Kini, dia sudah tertidur selamanya tanpa perlu memikirkan posisi dan tanpa saya harus khawatir dengan posisi tidur terduduknya. Ya, Rully sudah tertidur meninggalkan banyak kawan yang mencintainya, meninggalkan semua kenangan yang melekat pada kawan-kawan, meninggalkan ilmu pada adik-adik didik dan tentunya meninggalkan cerita untuk saya.

Masih ada di timeline chat whatsapp saat saya menanyakan nomor ponsel Rully ke beberapa kawan karena seorang kawan wartawan membutuhkan responden yang mau bercerita tentang sulitnya mendapatkan donor/ darah.
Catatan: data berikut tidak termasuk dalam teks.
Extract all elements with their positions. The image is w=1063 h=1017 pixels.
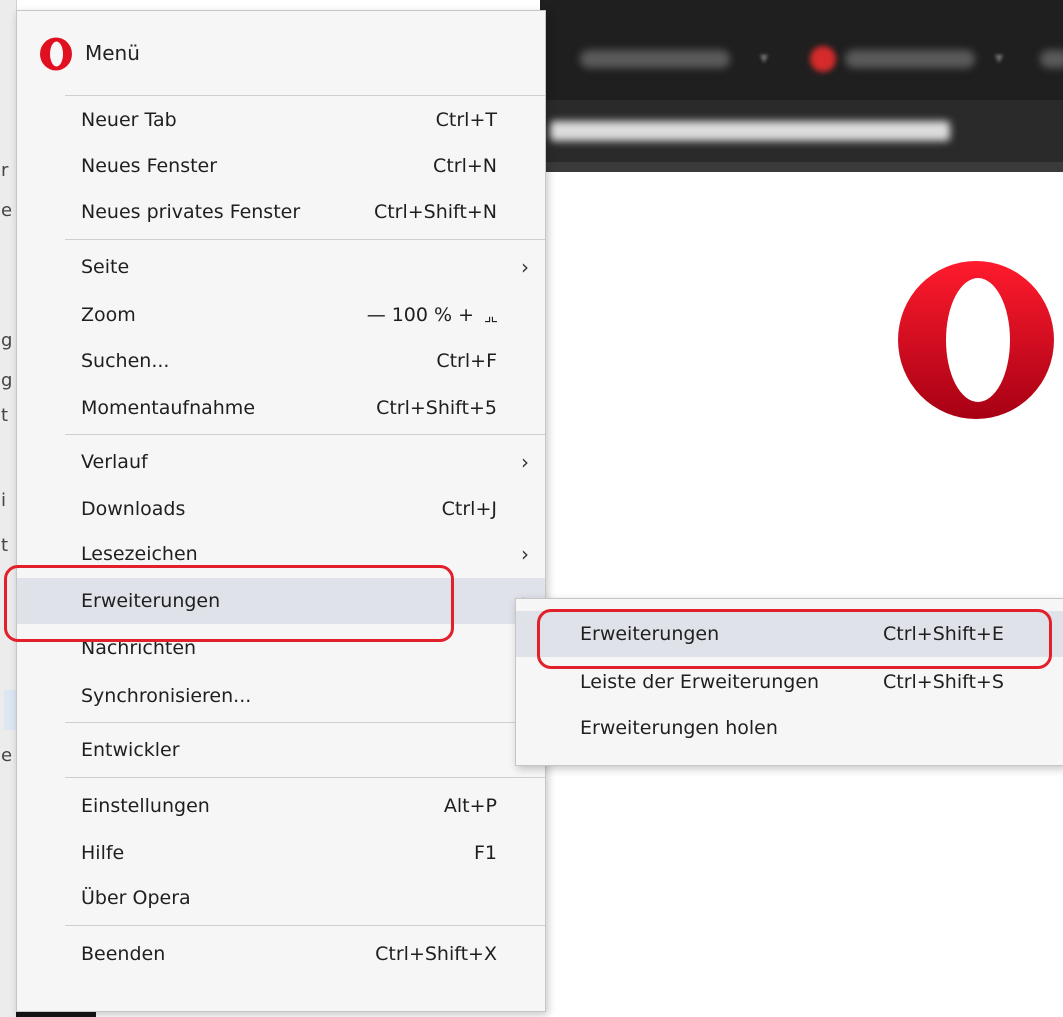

Ya, saya pun baru tau beberapa bulan lalu jika kawan saya yang satu ini ternyata harus terkapar dirumah sakit karena penyakitnya. Sel-sel kanker mampir ke tubuhnya dan kemoterapi pun sedikit demi sedikit ikut memapas tubuh gempalnya, itu lah yang sempat ia ceritakan berbulan-bulan yang lalu saat terakhir kali saya bersua dengan nya.

Tidak, saya yakin dia tidak menyerah pada kondisinya. Mungkin memang dia lelah tapi dia adalah pejuang sejati. Dia tidak kalah dari penyakit yang merongrong tubuhnya tapi justru dia memenangkan pertarungan ini, memenangkan pertarungan hidupnya dan menang meninggalkan mereka yang kini tak bisa lagi menggangu tubuhnya.

Kini, saya hanya bisa melihat kontak ponselnya tanpa sempat menghubunginya. Tanpa sempat saya menjenguknya, tanpa sempat saya memberikan semangat dan candaan baginya. Ah, kini saya hanya bisa berdoa untuknya, sama seperti yang saya lakukan untuk kesembuhannya. Bedanya, ini bukan untuk kesembuhannya tapi untuk dirinya seutuhnya. Untuk dia yang sudah terlepas dari sel-sel kanker yang menggerogotinya, untuk dia yang sudah lepas dari segala macam tekanan terapi yang harus dilaluinya, untuk dia yang kini sudah tak perlu mengonsumsi obat-obatan.. ya untuknya yang telah meninggalkan kami...

Tidur lah yang lelap, tidur lah tanpa rasa sakit, tidur lah dengan meninggalkan semua kenangan yang ada pada kami disini.. tidurlah hingga nanti kita akan bertemu lagi disuatu saat dimana kita tak saling menghiraukan.